Sunday, June 20, 2010

ironing it all out

I'm deep in writing and reading (which is both more rewarding and also more lonely than I remember, the last time I went this deep down the hole) so I wanted to not forget about poetry. And leave you with some more of my favorite stuff from another of my favorite Scottish poets, Vicki Feaver,  that I was lucky enough to hear read during Scottish week 4 years ago, when I hatched my plot to move to Scotland.

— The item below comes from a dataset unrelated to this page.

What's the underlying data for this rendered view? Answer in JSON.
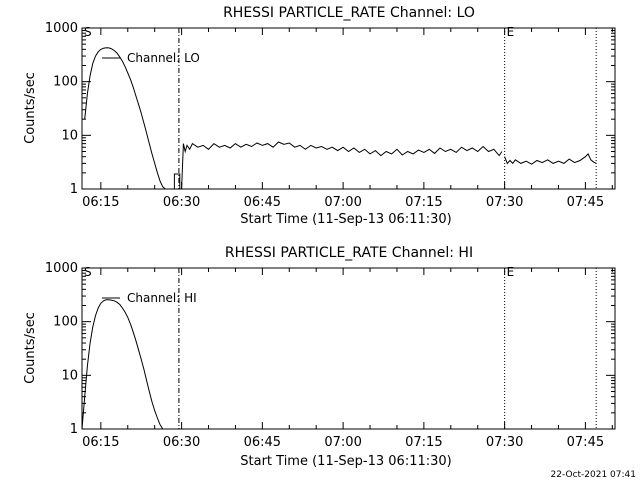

Here is the exquisite Ironing, taken from The Poetry Archive (poem published in Girl in Red and Other Poems). And an interview she did. She's my model for what Scottish women are like.


Ironing
by Vicki Feaver
I used to iron everything:
my iron flying over sheets and towels
like a sledge chased by wolves over snow;

the flex twisting and crinking
until the sheath frayed, exposing
wires like nerves. I stood like a horse

with a smoking hoof,
inviting anyone who dared
to lie on my silver padded board,

to be pressed to the thinness
of dolls cut from paper.
I’d have commandeered a crane

if I could, got the welders at Jarrow
to heat me an iron the size of a tug
to flatten the house.

Then for years I ironed nothing.
I put the iron in a high cupboard.
I converted to crumpledness.

And now I iron again: shaking
dark spots of water onto wrinkled
silk, nosing into sleeves, round

buttons, breathing the sweet heated smell
hot metal draws from newly-washed
cloth, until my blouse dries

to a shining, creaseless blue,
an airy shape with room to push
my arms, breasts, lungs, heart into.